Bantahan tersebut disampaikan Dek Gam menyusul beredar daftar nama yang dikaitkan dengan tersangka kasus dugaan korupsi program MBG, Sony Sanjaya. Dalam daftar yang beredar tersebut, nama Nazaruddin Dek Gam turut dicantumkan.
Dek Gam menegaskan, informasi yang mengaitkan dirinya dengan kasus korupsi MBG tersebut merupakan hoaks dan tidak memiliki dasar yang jelas.
Awalnya ia tidak ingin menanggapi isu yang beredar. Akan tetapi, karena penyebaran informasi tersebut semakin meluas dan menyangkut nama baiknya, maka perlu memberikan klarifikasi kepada publik.
“Saya awalnya tidak mau tanggapi persoalan ini, tapi karena saya lihat tidak terkontrol lagi informasi yang menyebar itu, makanya saya perlu klarifikasi,” ujarnya.
Ia kembali menegaskan tidak memiliki keterlibatan apapun dalam pengelolaan maupun pelaksanaan program MBG yang berada di bawah kewenangan BGN ini.
“Saya juga kaget kok bisa tiba-tiba muncul nama saya,” katanya.

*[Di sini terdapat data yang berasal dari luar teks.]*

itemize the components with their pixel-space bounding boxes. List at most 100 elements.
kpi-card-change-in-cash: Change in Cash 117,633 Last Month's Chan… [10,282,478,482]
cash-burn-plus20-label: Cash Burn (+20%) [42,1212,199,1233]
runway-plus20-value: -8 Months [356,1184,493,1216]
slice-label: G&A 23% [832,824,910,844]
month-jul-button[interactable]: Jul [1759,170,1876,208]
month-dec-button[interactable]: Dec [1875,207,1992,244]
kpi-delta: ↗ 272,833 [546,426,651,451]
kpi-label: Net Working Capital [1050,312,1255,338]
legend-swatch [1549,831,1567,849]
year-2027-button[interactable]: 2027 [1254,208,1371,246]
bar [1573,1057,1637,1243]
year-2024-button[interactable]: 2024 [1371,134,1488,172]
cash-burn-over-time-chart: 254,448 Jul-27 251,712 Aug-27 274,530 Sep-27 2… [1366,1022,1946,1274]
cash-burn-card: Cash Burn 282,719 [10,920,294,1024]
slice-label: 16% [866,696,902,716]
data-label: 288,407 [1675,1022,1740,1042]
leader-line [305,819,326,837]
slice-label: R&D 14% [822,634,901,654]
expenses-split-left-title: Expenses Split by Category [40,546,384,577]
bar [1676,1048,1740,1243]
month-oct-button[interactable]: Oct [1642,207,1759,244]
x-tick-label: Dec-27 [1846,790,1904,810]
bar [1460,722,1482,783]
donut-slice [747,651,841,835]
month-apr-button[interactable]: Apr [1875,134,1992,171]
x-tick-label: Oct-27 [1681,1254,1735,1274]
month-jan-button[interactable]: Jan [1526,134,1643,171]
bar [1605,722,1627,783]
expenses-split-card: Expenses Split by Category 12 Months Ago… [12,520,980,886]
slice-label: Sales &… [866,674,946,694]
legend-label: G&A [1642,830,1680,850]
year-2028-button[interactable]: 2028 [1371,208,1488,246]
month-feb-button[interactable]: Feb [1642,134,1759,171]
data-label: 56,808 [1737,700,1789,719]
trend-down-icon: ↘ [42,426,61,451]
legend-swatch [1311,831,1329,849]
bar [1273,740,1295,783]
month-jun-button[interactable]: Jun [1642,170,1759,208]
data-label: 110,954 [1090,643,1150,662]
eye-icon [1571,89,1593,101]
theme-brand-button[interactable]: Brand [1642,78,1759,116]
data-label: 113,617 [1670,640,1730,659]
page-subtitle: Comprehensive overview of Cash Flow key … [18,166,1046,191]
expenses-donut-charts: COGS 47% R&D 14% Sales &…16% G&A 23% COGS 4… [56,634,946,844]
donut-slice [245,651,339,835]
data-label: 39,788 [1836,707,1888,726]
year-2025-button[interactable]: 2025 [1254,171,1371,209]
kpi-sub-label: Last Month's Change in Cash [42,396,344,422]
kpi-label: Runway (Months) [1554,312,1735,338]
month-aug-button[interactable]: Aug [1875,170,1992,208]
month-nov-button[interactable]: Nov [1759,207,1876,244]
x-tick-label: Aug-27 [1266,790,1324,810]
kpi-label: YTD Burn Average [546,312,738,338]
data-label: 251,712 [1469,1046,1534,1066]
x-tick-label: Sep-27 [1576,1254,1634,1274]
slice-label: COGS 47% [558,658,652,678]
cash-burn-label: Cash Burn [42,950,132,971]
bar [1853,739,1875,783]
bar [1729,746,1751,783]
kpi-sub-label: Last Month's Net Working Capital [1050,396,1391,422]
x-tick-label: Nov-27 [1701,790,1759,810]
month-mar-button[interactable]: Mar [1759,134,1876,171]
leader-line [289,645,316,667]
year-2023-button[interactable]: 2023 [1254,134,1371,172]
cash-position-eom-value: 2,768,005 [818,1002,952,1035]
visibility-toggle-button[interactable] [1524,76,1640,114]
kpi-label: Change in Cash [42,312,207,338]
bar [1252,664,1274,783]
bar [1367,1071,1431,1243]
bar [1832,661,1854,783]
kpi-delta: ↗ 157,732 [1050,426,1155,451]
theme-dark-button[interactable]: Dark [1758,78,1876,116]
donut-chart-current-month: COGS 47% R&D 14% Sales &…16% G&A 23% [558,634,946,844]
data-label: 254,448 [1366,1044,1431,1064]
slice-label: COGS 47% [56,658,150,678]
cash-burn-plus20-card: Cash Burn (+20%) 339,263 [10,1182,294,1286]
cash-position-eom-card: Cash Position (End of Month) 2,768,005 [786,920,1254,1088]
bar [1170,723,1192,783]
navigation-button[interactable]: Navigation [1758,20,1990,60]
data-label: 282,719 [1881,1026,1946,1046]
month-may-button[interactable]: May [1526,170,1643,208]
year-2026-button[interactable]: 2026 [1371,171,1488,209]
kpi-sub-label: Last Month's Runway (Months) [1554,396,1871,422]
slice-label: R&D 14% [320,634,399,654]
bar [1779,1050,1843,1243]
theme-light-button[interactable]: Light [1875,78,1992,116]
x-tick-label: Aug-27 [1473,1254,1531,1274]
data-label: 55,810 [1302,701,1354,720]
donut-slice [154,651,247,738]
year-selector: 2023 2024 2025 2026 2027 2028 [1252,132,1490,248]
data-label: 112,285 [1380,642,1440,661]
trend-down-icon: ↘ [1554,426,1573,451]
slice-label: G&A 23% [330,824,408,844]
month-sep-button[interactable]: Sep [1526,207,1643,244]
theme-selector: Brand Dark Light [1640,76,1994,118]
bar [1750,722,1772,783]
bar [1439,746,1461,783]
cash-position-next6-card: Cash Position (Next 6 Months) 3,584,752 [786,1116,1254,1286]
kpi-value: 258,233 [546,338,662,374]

Dalam kesempatan ini, dirinya mengimbau masyarakat untuk tidak mudah mempercayai informasi yang belum terverifikasi, terutama yang beredar melalui media sosial.
Menurutnya, penyebaran informasi yang tidak akurat dapat menimbulkan kesalahpahaman dan merugikan pihak-pihak yang tidak terkait.
Publik diharapkan untuk menyerahkan sepenuhnya proses penanganan perkara ini kepada aparat penegak hukum, dan mendukung upaya pengusutan kasus tersebut secara transparan.
“Serahkan kepada Kejaksaan Agung, biarkan penyidik yang bekerja. Dan mari kita kawal bersama kasus ini,” demikian Nazaruddin Dek Gam.